There is a widower who ran into a problem and had to cancel.
There is one who says he “misses me” but never really got to know me enough to miss me. All he had to do was take me on a few dates so I could get to know and evaluate him better. I guess he didn’t want to be evaluated but he won’t stop texting me, either. Actually there are quite a few who won’t stop texting, clearly not understanding the definition of “no” or “please go away and NEVER come back.” Seems clear to me!
There is one who likes athletic women (that is not me!) but is such a nice guy and would like to see me anyway, even though I know perfectly well I am not his type.
Then the one referred to by my friend as The Virgo, tried to see me two days running and each time, something happened to stop him. Once it was his car breaking down and once it was a construction crew wreaking havoc. He got the phone call literally the second his butt was leaving the seat to come see me.

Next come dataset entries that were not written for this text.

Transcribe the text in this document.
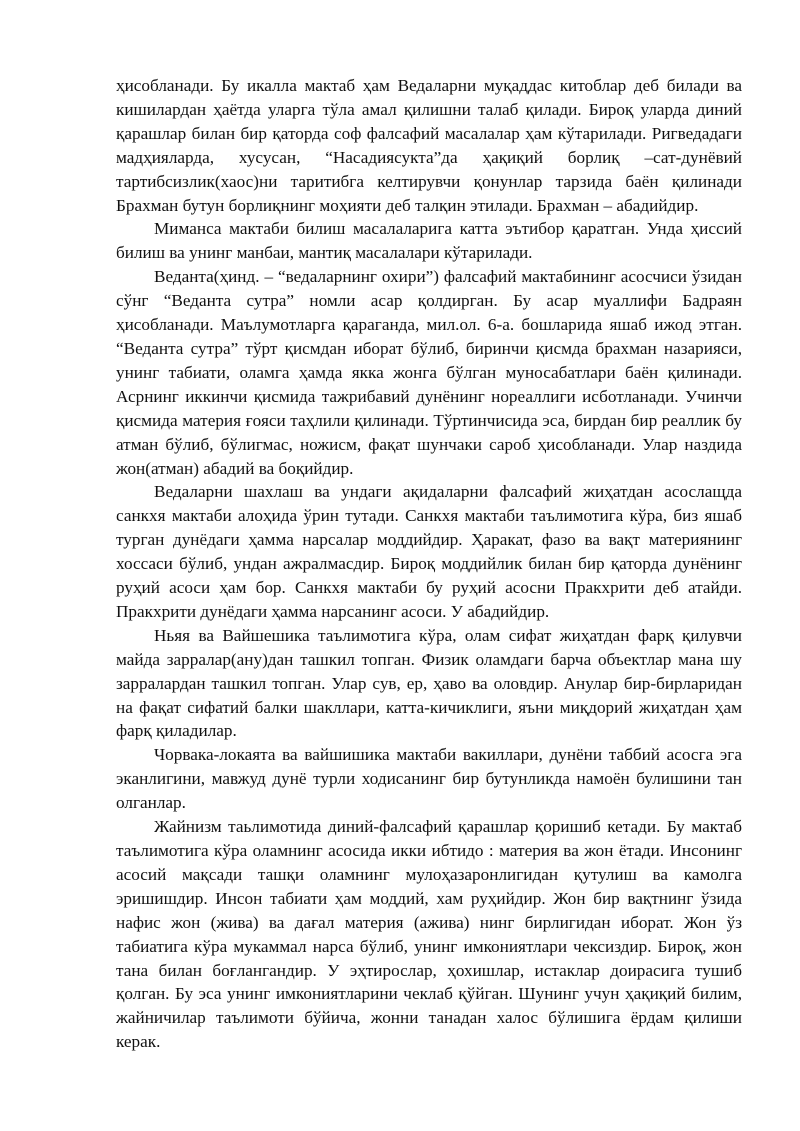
ҳисобланади. Бу икалла мактаб ҳам Ведаларни муқаддас китоблар деб билади ва кишилардан ҳаётда уларга тўла амал қилишни талаб қилади. Бироқ уларда диний қарашлар билан бир қаторда соф фалсафий масалалар ҳам кўтарилади. Ригведадаги мадҳияларда, хусусан, “Насадиясукта”да ҳақиқий борлиқ –сат-дунёвий тартибсизлик(хаос)ни таритибга келтирувчи қонунлар тарзида баён қилинади Брахман бутун борлиқнинг моҳияти деб талқин этилади. Брахман – абадийдир.

Миманса мактаби билиш масалаларига катта эътибор қаратган. Унда ҳиссий билиш ва унинг манбаи, мантиқ масалалари кўтарилади.

Веданта(ҳинд. – “ведаларнинг охири”) фалсафий мактабининг асосчиси ўзидан сўнг “Веданта сутра” номли асар қолдирган. Бу асар муаллифи Бадраян ҳисобланади. Маълумотларга қараганда, мил.ол. 6-а. бошларида яшаб ижод этган. “Веданта сутра” тўрт қисмдан иборат бўлиб, биринчи қисмда брахман назарияси, унинг табиати, оламга ҳамда якка жонга бўлган муносабатлари баён қилинади. Асрнинг иккинчи қисмида тажрибавий дунёнинг нореаллиги исботланади. Учинчи қисмида материя ғояси таҳлили қилинади. Тўртинчисида эса, бирдан бир реаллик бу атман бўлиб, бўлигмас, ножисм, фақат шунчаки сароб ҳисобланади. Улар наздида жон(атман) абадий ва боқийдир.

Ведаларни шахлаш ва ундаги ақидаларни фалсафий жиҳатдан асослащда санкхя мактаби алоҳида ўрин тутади. Санкхя мактаби таълимотига кўра, биз яшаб турган дунёдаги ҳамма нарсалар моддийдир. Ҳаракат, фазо ва вақт материянинг хоссаси бўлиб, ундан ажралмасдир. Бироқ моддийлик билан бир қаторда дунёнинг руҳий асоси ҳам бор. Санкхя мактаби бу руҳий асосни Пракхрити деб атайди. Пракхрити дунёдаги ҳамма нарсанинг асоси. У абадийдир.

Ньяя ва Вайшешика таълимотига кўра, олам сифат жиҳатдан фарқ қилувчи майда зарралар(ану)дан ташкил топган. Физик оламдаги барча объектлар мана шу зарралардан ташкил топган. Улар сув, ер, ҳаво ва оловдир. Анулар бир-бирларидан на фақат сифатий балки шакллари, катта-кичиклиги, яъни миқдорий жиҳатдан ҳам фарқ қиладилар.

Чорвака-локаята ва вайшишика мактаби вакиллари, дунёни таббий асосга эга эканлигини, мавжуд дунё турли ходисанинг бир бутунликда намоён булишини тан олганлар.

Жайнизм таьлимотида диний-фалсафий қарашлар қоришиб кетади. Бу мактаб таълимотига кўра оламнинг асосида икки ибтидо : материя ва жон ётади. Инсонинг асосий мақсади ташқи оламнинг мулоҳазаронлигидан қутулиш ва камолга эришишдир. Инсон табиати ҳам моддий, хам руҳийдир. Жон бир вақтнинг ўзида нафис жон (жива) ва дағал материя (ажива) нинг бирлигидан иборат. Жон ўз табиатига кўра мукаммал нарса бўлиб, унинг имкониятлари чексиздир. Бироқ, жон тана билан боғлангандир. У эҳтирослар, ҳохишлар, истаклар доирасига тушиб қолган. Бу эса унинг имкониятларини чеклаб қўйган. Шунинг учун ҳақиқий билим, жайничилар таълимоти бўйича, жонни танадан халос бўлишига ёрдам қилиши керак.
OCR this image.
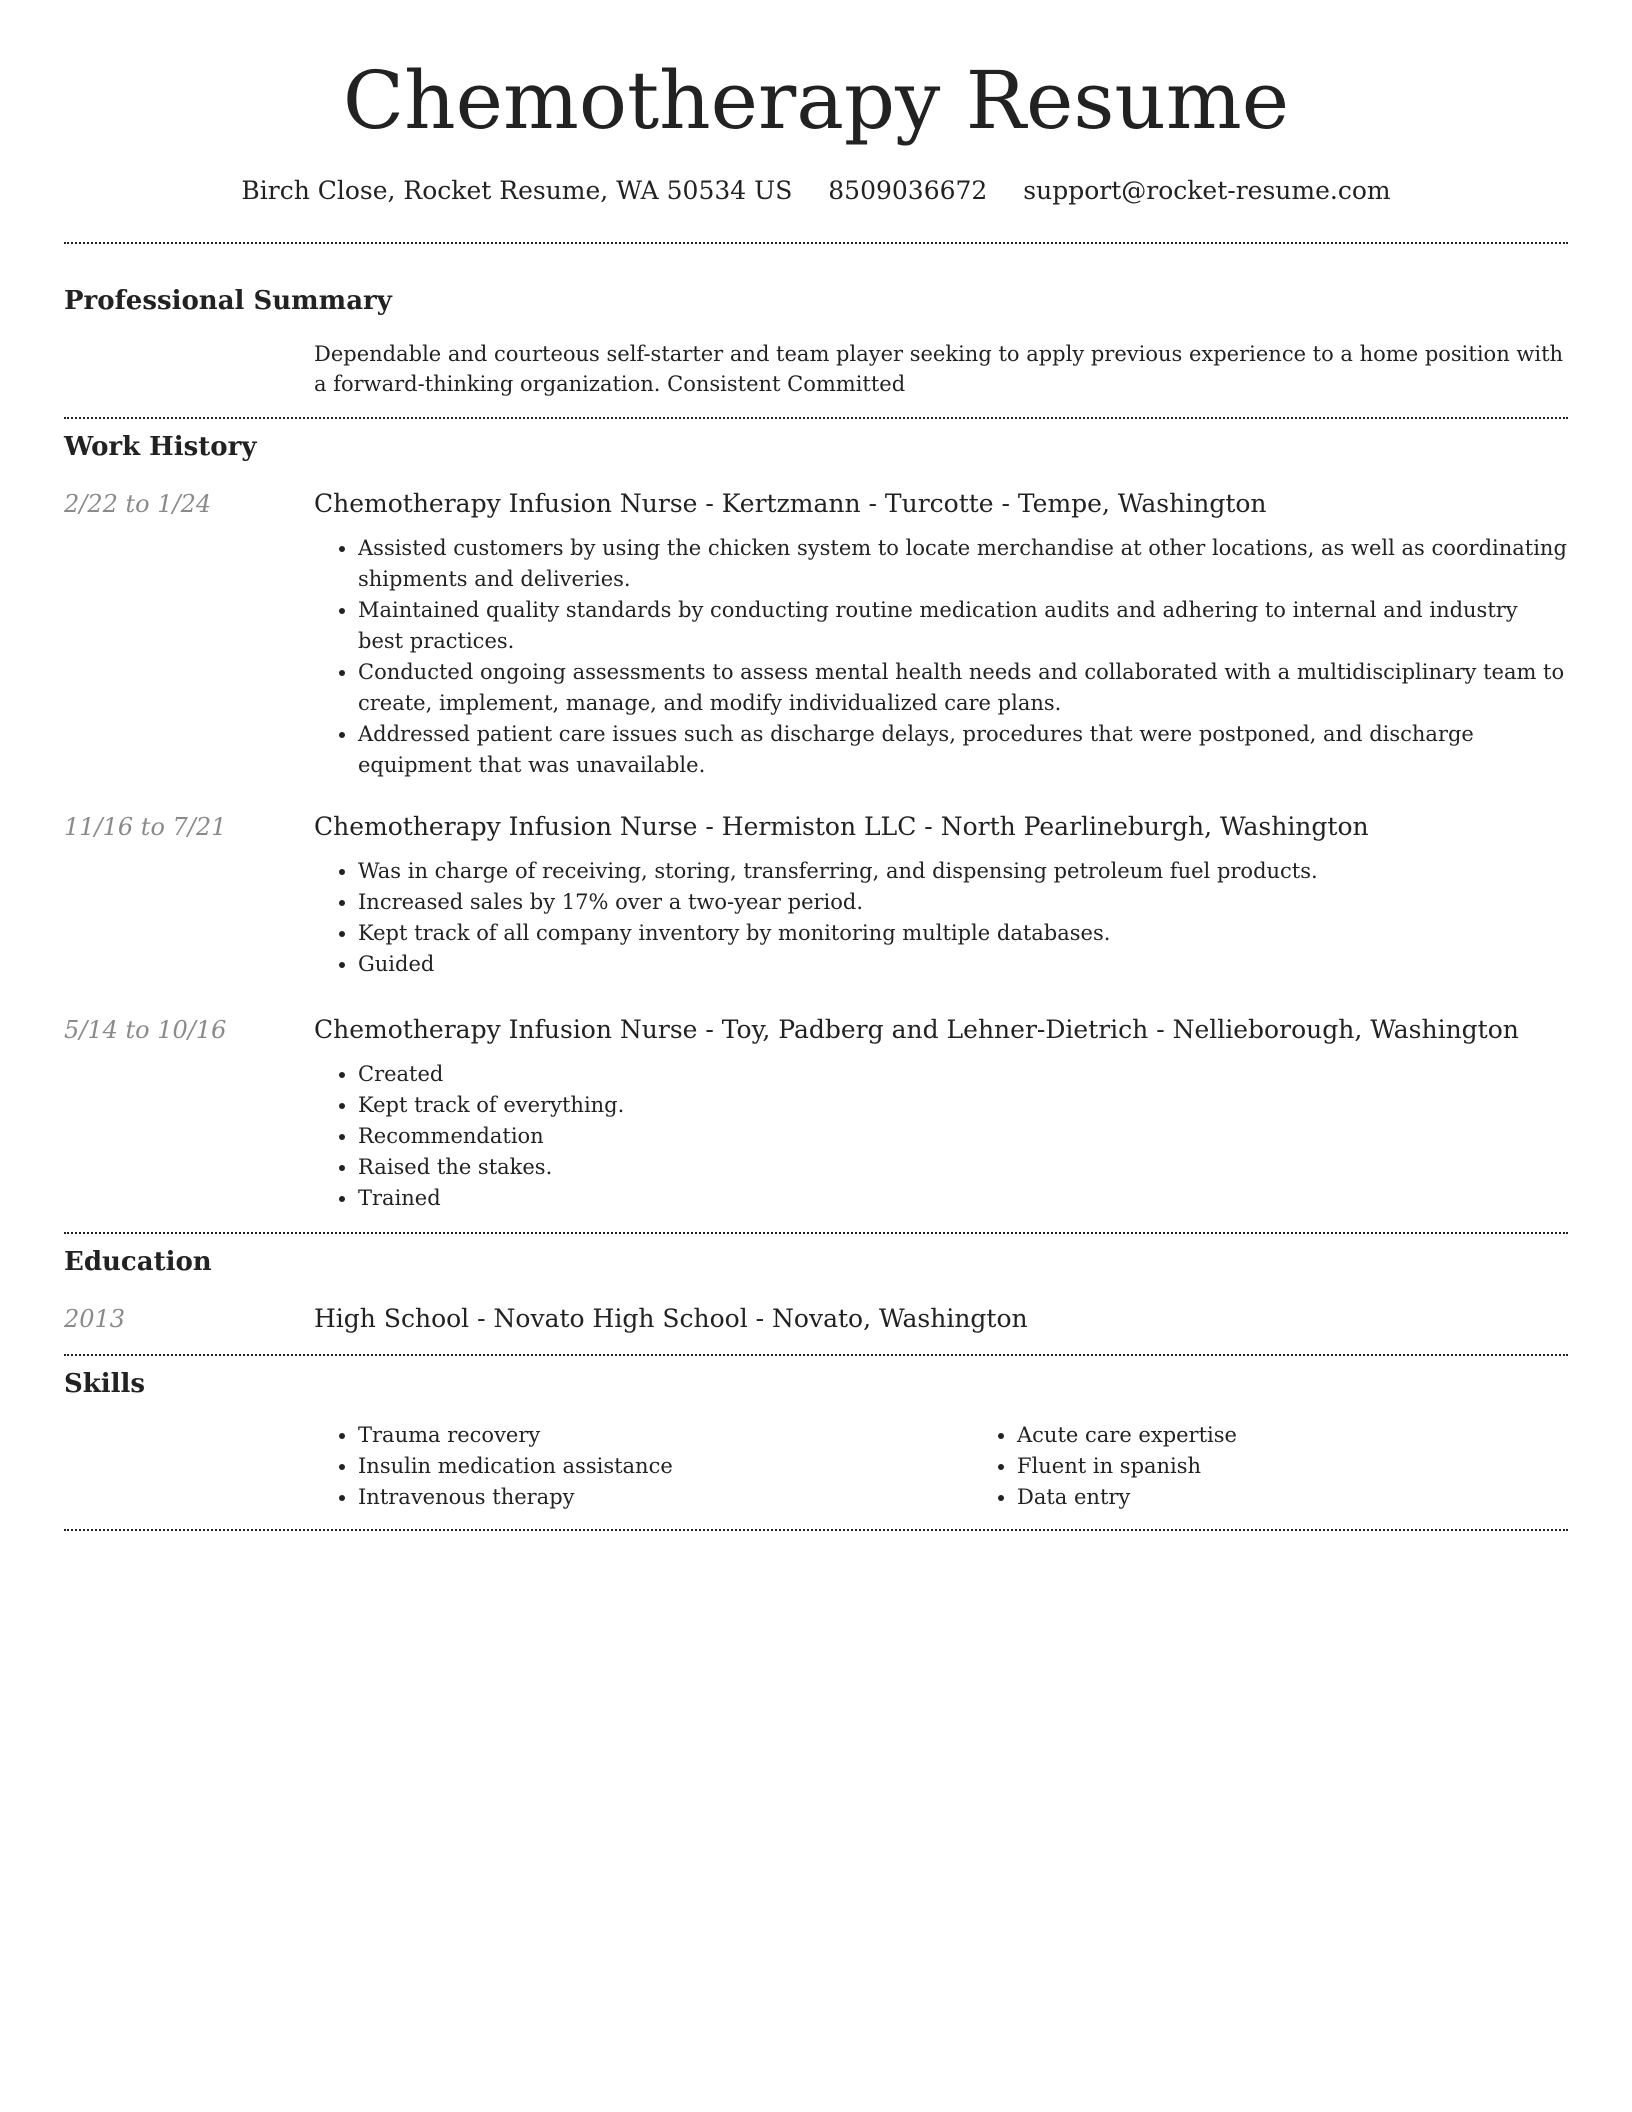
Chemotherapy Resume
Birch Close, Rocket Resume, WA 50534 US 8509036672 support@rocket-resume.com
Professional Summary
Dependable and courteous self-starter and team player seeking to apply previous experience to a home position with a forward-thinking organization. Consistent Committed
Work History
2/22 to 1/24	Chemotherapy Infusion Nurse - Kertzmann - Turcotte - Tempe, Washington
• Assisted customers by using the chicken system to locate merchandise at other locations, as well as coordinating shipments and deliveries.
• Maintained quality standards by conducting routine medication audits and adhering to internal and industry best practices.
• Conducted ongoing assessments to assess mental health needs and collaborated with a multidisciplinary team to create, implement, manage, and modify individualized care plans.
• Addressed patient care issues such as discharge delays, procedures that were postponed, and discharge equipment that was unavailable.
11/16 to 7/21	Chemotherapy Infusion Nurse - Hermiston LLC - North Pearlineburgh, Washington
• Was in charge of receiving, storing, transferring, and dispensing petroleum fuel products.
• Increased sales by 17% over a two-year period.
• Kept track of all company inventory by monitoring multiple databases.
• Guided
5/14 to 10/16	Chemotherapy Infusion Nurse - Toy, Padberg and Lehner-Dietrich - Nellieborough, Washington
• Created
• Kept track of everything.
• Recommendation
• Raised the stakes.
• Trained
Education
2013	High School - Novato High School - Novato, Washington
Skills
• Trauma recovery
• Insulin medication assistance
• Intravenous therapy
• Acute care expertise
• Fluent in spanish
• Data entry
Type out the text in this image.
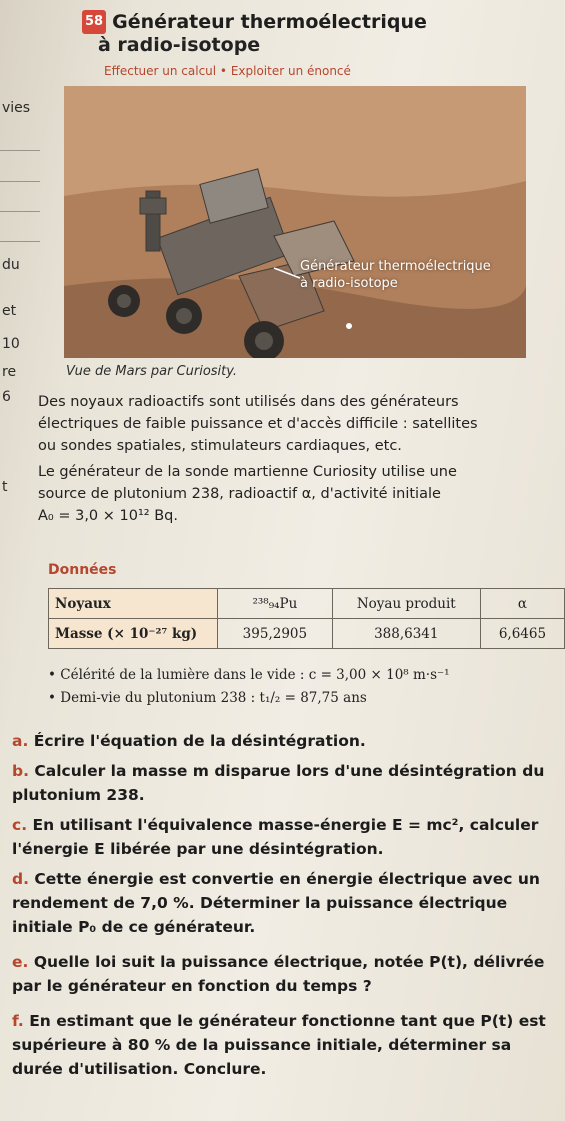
58 Générateur thermoélectrique
à radio-isotope
Effectuer un calcul • Exploiter un énoncé
vies
du
et
10
re
6
t
Générateur thermoélectrique
à radio-isotope
Vue de Mars par Curiosity.
Des noyaux radioactifs sont utilisés dans des générateurs
électriques de faible puissance et d'accès difficile : satellites
ou sondes spatiales, stimulateurs cardiaques, etc.
Le générateur de la sonde martienne Curiosity utilise une
source de plutonium 238, radioactif α, d'activité initiale
A₀ = 3,0 × 10¹² Bq.
Données
Noyaux	²³⁸₉₄Pu	Noyau produit	α
Masse (× 10⁻²⁷ kg)	395,2905	388,6341	6,6465
• Célérité de la lumière dans le vide : c = 3,00 × 10⁸ m·s⁻¹
• Demi-vie du plutonium 238 : t₁/₂ = 87,75 ans
a. Écrire l'équation de la désintégration.
b. Calculer la masse m disparue lors d'une désintégration du plutonium 238.
c. En utilisant l'équivalence masse-énergie E = mc², calculer l'énergie E libérée par une désintégration.
d. Cette énergie est convertie en énergie électrique avec un rendement de 7,0 %. Déterminer la puissance électrique initiale P₀ de ce générateur.
e. Quelle loi suit la puissance électrique, notée P(t), délivrée par le générateur en fonction du temps ?
f. En estimant que le générateur fonctionne tant que P(t) est supérieure à 80 % de la puissance initiale, déterminer sa durée d'utilisation. Conclure.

It took me forever to get used to him and synch up with him, but the similarity of thinking and the energetic match is compelling. He is simply too much fun.
My friend who calls him The Virgo tells me he is lying to me, which is funny. She and I have almost identical astrological charts, but this woman is tough as nails. I think I can be tough? The men tell me I am! I am a marshmallow compared to her. She brooks no nonsense. She used to be married to a Virgo, they had a child, and let us just say, it did not end well.
She stops in my office periodically and asks about all of the new men, and no matter what I tell her, she never fails to inquire, “What is going on with The Virgo?”
I tell her “not much” and she gives me The Look and says to never see him again.
This week I told her about all of the men and all of the cancellations and she said,”They are all lying to you.”
ALL of them, I asked her? One hundred percent of them, asked me out or planned to see me, knowing they would cancel, in order to string me along? Or what?
She said yes.
Maybe it is true. What do I know? Anything is possible. I do not believe that, though.
Walking the Beach
When my friend Mary came to visit me from Atlanta, I started walking the beach every day again.
I am having so much frustration in my life right now – issues at work, my last husband is getting remarried to his pregnant girlfriend on Saturday so my kids can be in attendance, missing my son turning twelve this week and his tears that I won’t be there, my dad going for surgery, Magic the Mastiff being sick, my very expensive double wall oven breaking and plumbing problems in the house and no man to handle it for me, and there is always so much to do and so little time…plus so many things I cannot even mention here.
My cure for this has always been the Atlantic Ocean. I have gone years not seeing it, but just knowing it is right there and I can be there in 20 minutes is crucial for my overall well-being, for some reason – always has been.
After work I go to the beach nearly every night. The second my car turns onto A1A and I hear the surf, everything else disappears.
I go to the dog beach, but I never bring my own dogs. I just walk up and down the beach meeting everyone else’s dog, with the water washing over my feet. I carry my flip flops in my hand, and stop and talk with each dog, and its owner sometimes, too. A lot of the same people and dogs are there every day. It is pure and healing, like pushing my reset button. Something about people who would bother to take their dog to the beach…well, for whatever reason, they are My People.
Yesterday early evening I was walking the beach when a sudden rain shower ran everyone up the stairs and off the beach. I usually wear swim shorts, to protect my phone from an errant wave, and I was walking back to my car getting soaked by rain until it stopped. I sat on a bench, waiting for everyone to get done using the rinsing stations to get the sand off. I had a message from the widower, asking me on a date. Just then I looked up and saw the rainbow and snapped the photo above.
I will walk alone gladly until One I Like shows up. I do not settle. I will wait.